On 30 March, he announced on Europe 1 that he would support the candidate for En Marche!, Emmanuel Macron, from the first round of the presidential election.

In anticipation of the 2017 Legislative elections, he sought nomination as a candidate for La République en marche !. The nomination was refused and he competed in the election as an independent. He was eliminated in the first round with 12.39% of the vote.

== Other posts and honours ==
Malek Boutih is also an administrator of the Collège des personnalités qualifiées du Paris Saint-Germain.
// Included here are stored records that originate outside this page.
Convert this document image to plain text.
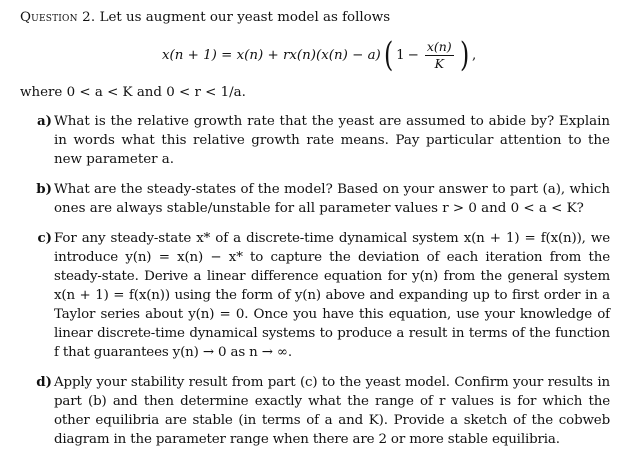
Question 2. Let us augment our yeast model as follows

x(n + 1) = x(n) + rx(n)(x(n) − a) ( $1 - \frac{x(n)}{K}$ ) ,

where 0 < a < K and 0 < r < 1/a.

a) What is the relative growth rate that the yeast are assumed to abide by? Explain in words what this relative growth rate means. Pay particular attention to the new parameter a.
b) What are the steady-states of the model? Based on your answer to part (a), which ones are always stable/unstable for all parameter values r > 0 and 0 < a < K?
c) For any steady-state x* of a discrete-time dynamical system x(n + 1) = f(x(n)), we introduce y(n) = x(n) − x* to capture the deviation of each iteration from the steady-state. Derive a linear difference equation for y(n) from the general system x(n + 1) = f(x(n)) using the form of y(n) above and expanding up to first order in a Taylor series about y(n) = 0. Once you have this equation, use your knowledge of linear discrete-time dynamical systems to produce a result in terms of the function f that guarantees y(n) → 0 as n → ∞.
d) Apply your stability result from part (c) to the yeast model. Confirm your results in part (b) and then determine exactly what the range of r values is for which the other equilibria are stable (in terms of a and K). Provide a sketch of the cobweb diagram in the parameter range when there are 2 or more stable equilibria.
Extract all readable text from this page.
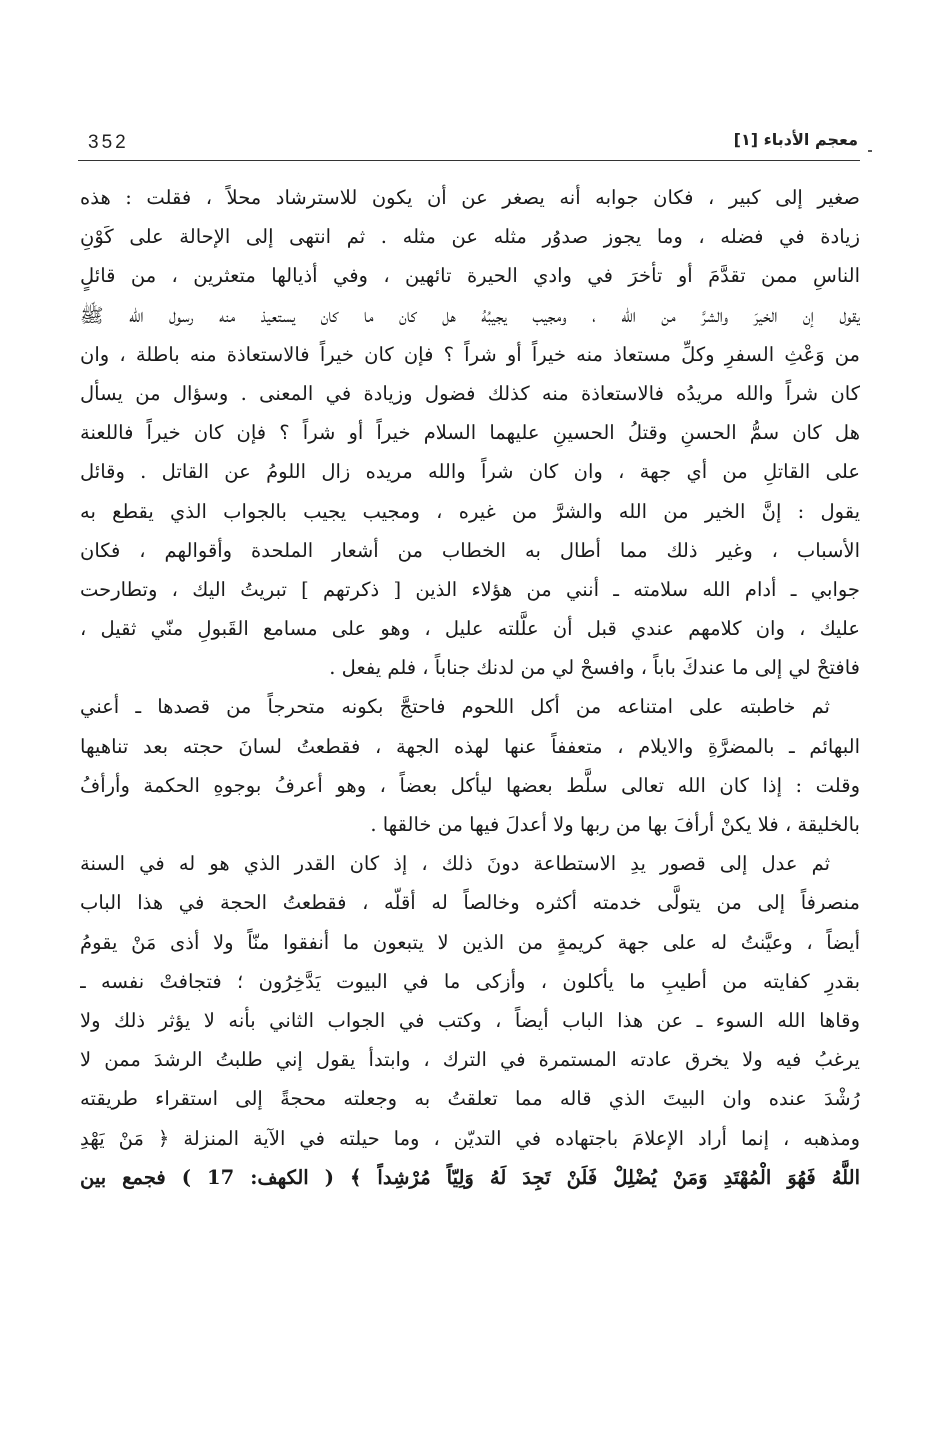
352	معجم الأدباء [١]
صغير إلى كبير ، فكان جوابه أنه يصغر عن أن يكون للاسترشاد محلاً ، فقلت : هذه
زيادة في فضله ، وما يجوز صدوُر مثله عن مثله . ثم انتهى إلى الإحالة على كَوْنِ
الناسِ ممن تقدَّمَ أو تأخرَ في وادي الحيرة تائهين ، وفي أذيالها متعثرين ، من قائلٍ
يقول إن الخيرَ والشرَّ من الله ، ومجيب يجيبُهُ هل كان ما كان يستعيذ منه رسول الله ﷺ
من وَعْثِ السفرِ وكلِّ مستعاذ منه خيراً أو شراً ؟ فإن كان خيراً فالاستعاذة منه باطلة ، وان
كان شراً والله مريدُه فالاستعاذة منه كذلك فضول وزيادة في المعنى . وسؤال من يسأل
هل كان سمُّ الحسنِ وقتلُ الحسينِ عليهما السلام خيراً أو شراً ؟ فإن كان خيراً فاللعنة
على القاتلِ من أي جهة ، وان كان شراً والله مريده زال اللومُ عن القاتل . وقائل
يقول : إنَّ الخير من الله والشرَّ من غيره ، ومجيب يجيب بالجواب الذي يقطع به
الأسباب ، وغير ذلك مما أطال به الخطاب من أشعار الملحدة وأقوالهم ، فكان
جوابي ـ أدام الله سلامته ـ أنني من هؤلاء الذين [ ذكرتهم ] تبريتُ اليك ، وتطارحت
عليك ، وان كلامهم عندي قبل أن علَّلته عليل ، وهو على مسامع القَبولِ منّي ثقيل ،
فافتحْ لي إلى ما عندكَ باباً ، وافسحْ لي من لدنك جناباً ، فلم يفعل .
ثم خاطبته على امتناعه من أكل اللحوم فاحتجَّ بكونه متحرجاً من قصدها ـ أعني
البهائم ـ بالمضرَّةِ والايلام ، متعففاً عنها لهذه الجهة ، فقطعتُ لسانَ حجته بعد تناهيها
وقلت : إذا كان الله تعالى سلَّط بعضها ليأكل بعضاً ، وهو أعرفُ بوجوهِ الحكمة وأرأفُ
بالخليقة ، فلا يكنْ أرأفَ بها من ربها ولا أعدلَ فيها من خالقها .
ثم عدل إلى قصور يدِ الاستطاعة دونَ ذلك ، إذ كان القدر الذي هو له في السنة
منصرفاً إلى من يتولَّى خدمته أكثره وخالصاً له أقلّه ، فقطعتُ الحجة في هذا الباب
أيضاً ، وعيَّنتُ له على جهة كريمةٍ من الذين لا يتبعون ما أنفقوا منّاً ولا أذى مَنْ يقومُ
بقدرِ كفايته من أطيبِ ما يأكلون ، وأزكى ما في البيوت يَدَّخِرُون ؛ فتجافتْ نفسه ـ
وقاها الله السوء ـ عن هذا الباب أيضاً ، وكتب في الجواب الثاني بأنه لا يؤثر ذلك ولا
يرغبُ فيه ولا يخرق عادته المستمرة في الترك ، وابتدأ يقول إني طلبتُ الرشدَ ممن لا
رُشْدَ عنده وان البيتَ الذي قاله مما تعلقتُ به وجعلته محجةً إلى استقراء طريقته
ومذهبه ، إنما أراد الإعلامَ باجتهاده في التديّن ، وما حيلته في الآية المنزلة ﴿ مَنْ يَهْدِ
اللَّهُ فَهُوَ الْمُهْتَدِ وَمَنْ يُضْلِلْ فَلَنْ تَجِدَ لَهُ وَلِيّاً مُرْشِداً ﴾ ( الكهف: 17 ) فجمع بين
He is Manager of Institutional Relations at the radio station Skyrock.

He received the medal of a knight of the National Order of Merit in 2001. In 2003, he received the prize awarded by the Senate for 'political discovery of the year'.

He personally supports the Geneva Initiative, an alternative peace plan envisaging the creation of a Palestinian state alongside Israel.

In 2016, he received the Prix de la laïcité ("Secular Prize").

== Publications ==
- Mon parcours ("My journey"), available on his website.
- La France aux Français ? Chiche ! ("France for the French? I dare you!"), with Élisabeth Lévy, Éditions Mille et une nuits, 2001 ISBN 978-2-84205-564-6.